New iPods mean only one thing - that's right - new iTunes software to get excited about, so can the new version of the popular music software from Apple really offer us new features? We play some music to find out.
Aside from now supporting HD playback, the main crux of the new iTunes software comes in two areas: improved browsing and a new mode called Genius.
Browsing, taking hints from Apple's photo application iPhoto, offers you the chance to see your album covers in a grid formation. You can make the images small - 10 albums wide in fact - or really big - four albums across via a scroll bar similar to that found in iPhoto.
Information can be displayed in Albums, Artists, Genres or Composers and all are accessible at a click of a mouse button via a menu at the top of the new software interface.
The new browsing interface works well, providing you have album art, otherwise you just get a void black space and those who've got an older collection, sans album art, should bear this in mind.
What it does do however, is make the album "great" once again. Previous iTunes versions have been criticised by the audio purists for dissolving our music collection into a random collection of singles rather than a collection of works artists like to call "Albums". While songs still have strength in being just single songs, there is a greater feeling of the album in this software release.
Of course those not keen on it can still revert back to the list format or Cover Flow interfaces.
The reason that you'll be downloading this new software version isn't the new browsing options or the slight tweaks and refinements found in the iTunes store, but Genius mode.
Genius mode, as described by Apple, is a new feature that "lets you automatically create playlists from songs in your music library that go great together".
The idea is that you select a tune, and having analysed your music collection, it then recommends songs that fit with each other in your music library.
Failing that, the new software download will then suggest related music on the iTunes Store you might want to add to your music collection.
Sounds great, but does it work?

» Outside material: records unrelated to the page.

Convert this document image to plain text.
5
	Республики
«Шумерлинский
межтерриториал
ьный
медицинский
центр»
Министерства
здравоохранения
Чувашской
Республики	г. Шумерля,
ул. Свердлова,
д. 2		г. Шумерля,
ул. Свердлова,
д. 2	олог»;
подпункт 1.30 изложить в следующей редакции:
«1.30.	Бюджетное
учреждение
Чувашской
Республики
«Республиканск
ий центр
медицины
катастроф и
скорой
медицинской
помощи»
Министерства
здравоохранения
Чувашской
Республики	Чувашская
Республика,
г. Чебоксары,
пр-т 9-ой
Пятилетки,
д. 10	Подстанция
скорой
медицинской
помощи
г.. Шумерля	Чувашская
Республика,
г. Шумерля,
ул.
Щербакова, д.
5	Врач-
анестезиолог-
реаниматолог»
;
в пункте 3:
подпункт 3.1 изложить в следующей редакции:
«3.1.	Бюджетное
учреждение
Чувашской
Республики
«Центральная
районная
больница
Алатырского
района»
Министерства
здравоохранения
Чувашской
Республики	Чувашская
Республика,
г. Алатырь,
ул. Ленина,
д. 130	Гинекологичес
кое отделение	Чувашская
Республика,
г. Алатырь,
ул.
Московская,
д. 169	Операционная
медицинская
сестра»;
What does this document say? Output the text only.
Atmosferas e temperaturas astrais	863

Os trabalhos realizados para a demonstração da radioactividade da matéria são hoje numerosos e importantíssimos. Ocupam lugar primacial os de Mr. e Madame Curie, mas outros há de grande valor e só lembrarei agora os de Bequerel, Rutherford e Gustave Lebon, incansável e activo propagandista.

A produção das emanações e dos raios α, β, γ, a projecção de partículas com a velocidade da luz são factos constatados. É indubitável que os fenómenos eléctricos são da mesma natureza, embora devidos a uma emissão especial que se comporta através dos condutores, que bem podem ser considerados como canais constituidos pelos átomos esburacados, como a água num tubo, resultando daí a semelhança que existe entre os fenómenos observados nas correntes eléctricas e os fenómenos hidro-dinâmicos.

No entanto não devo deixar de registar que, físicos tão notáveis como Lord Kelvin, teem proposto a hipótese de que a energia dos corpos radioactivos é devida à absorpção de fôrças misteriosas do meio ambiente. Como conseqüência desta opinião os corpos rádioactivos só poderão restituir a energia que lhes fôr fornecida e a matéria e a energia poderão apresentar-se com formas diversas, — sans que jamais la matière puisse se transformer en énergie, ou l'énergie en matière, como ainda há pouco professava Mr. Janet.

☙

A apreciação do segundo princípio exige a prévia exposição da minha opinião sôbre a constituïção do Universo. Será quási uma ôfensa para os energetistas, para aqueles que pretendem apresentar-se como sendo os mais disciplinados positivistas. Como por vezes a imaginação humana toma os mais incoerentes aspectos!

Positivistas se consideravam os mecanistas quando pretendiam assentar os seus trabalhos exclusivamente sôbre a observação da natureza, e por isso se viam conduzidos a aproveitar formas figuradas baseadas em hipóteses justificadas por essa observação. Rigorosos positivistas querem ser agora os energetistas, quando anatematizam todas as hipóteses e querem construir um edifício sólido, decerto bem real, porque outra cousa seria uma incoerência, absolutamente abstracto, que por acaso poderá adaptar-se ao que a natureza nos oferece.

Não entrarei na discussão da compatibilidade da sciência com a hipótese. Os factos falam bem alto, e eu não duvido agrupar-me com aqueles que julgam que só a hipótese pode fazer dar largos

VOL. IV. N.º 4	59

All you have to do is select a song and then press an "Atom" symbol and the software does the rest.
Of course, before you get going you've got to get Apple to scan you music library. Initially we thought we had got off lightly with 10 minutes to catalogue and share 4300 songs with Apple. However on closer inspection Genius needs a lot longer to scan your files (we had plenty of tracks that we couldn't make a Genius list from even after the first hour), however according to the company, the process is completely anonymous.
Choosing Dandy Warhols "Bohemian Like You" gave us tracks from the Sugarbabes, Weezer, The Kooks and Snow Patrol. Not bad, but not sure why the Sugarbabes are in there.
Realising there is some serious cash to be made, Apple has also made the Genius software automatically recommend songs from the iTunes store. Here, presented in a pull out draw you can close, you get suggestions of songs from the Dandy Warhols we are missing, as well as recommendations from other artists that would go well with the song we've selected.
In this example it's more The Kooks, Arctic Monkeys, Kaiser Chiefs and Interpol to name but a few.
Buying a track automatically makes it disappear from the list and we can see how you could, with the help of Apple's "one click" system start buying a lot more music based on your music tastes and choices.
Testing the feature against music we've downloads from free music site Rcrdlbl caused greater problems though, probably mainly due to the fact that most of it isn't available in iTunes. Choosing music from The Presets for example gave us zero recommends.
According to Apple, when you turn on iTunes 8’s new Genius feature, information about your music library is anonymously sent to the iTunes Store, where it is combined with the gathered knowledge from millions of other iTunes users and processed through Apple-developed algorithms.
The Genius results, specifically tailored to your personal music library, are sent back to your computer to enable users to automatically create Genius playlists in iTunes and on your iPods, even when they are not connected to the Internet.
Of course, as time goes on, and more people turn the feature on in the new software, the better. We were told at the launch event in London that the system is already getting a lot better than it was earlier in the week and the more users that share their information the better it will get. It's like peer-2-peer actually working to benefit you without the worry of getting a lawsuit in the post.
Overall it works.
iTunes 8 is a no brainer really, especially as it's free. The new browsing software will appeal to some, but not all while the HD movie and TV show support is moving with the times.
But the reason for the download is the Genius playlists. The idea isn't new and users of Pandora, Last.fm, and The Filter will all be familiar with how the "Genius" playlist works.
Where Apple has succeeded here, as it always seems to do, is making it simple. A quick press of a button and you've got a 100 tracks sorted - perfect for dinner parties, weddings, you name it, while the inclusion of the online store is Genius in helping Apple sell more tracks (we've already bought a song in the process of testing the software).
This is a case where Genius, while we've seen it before, really is Genius for both the consumer and Apple's bottom line.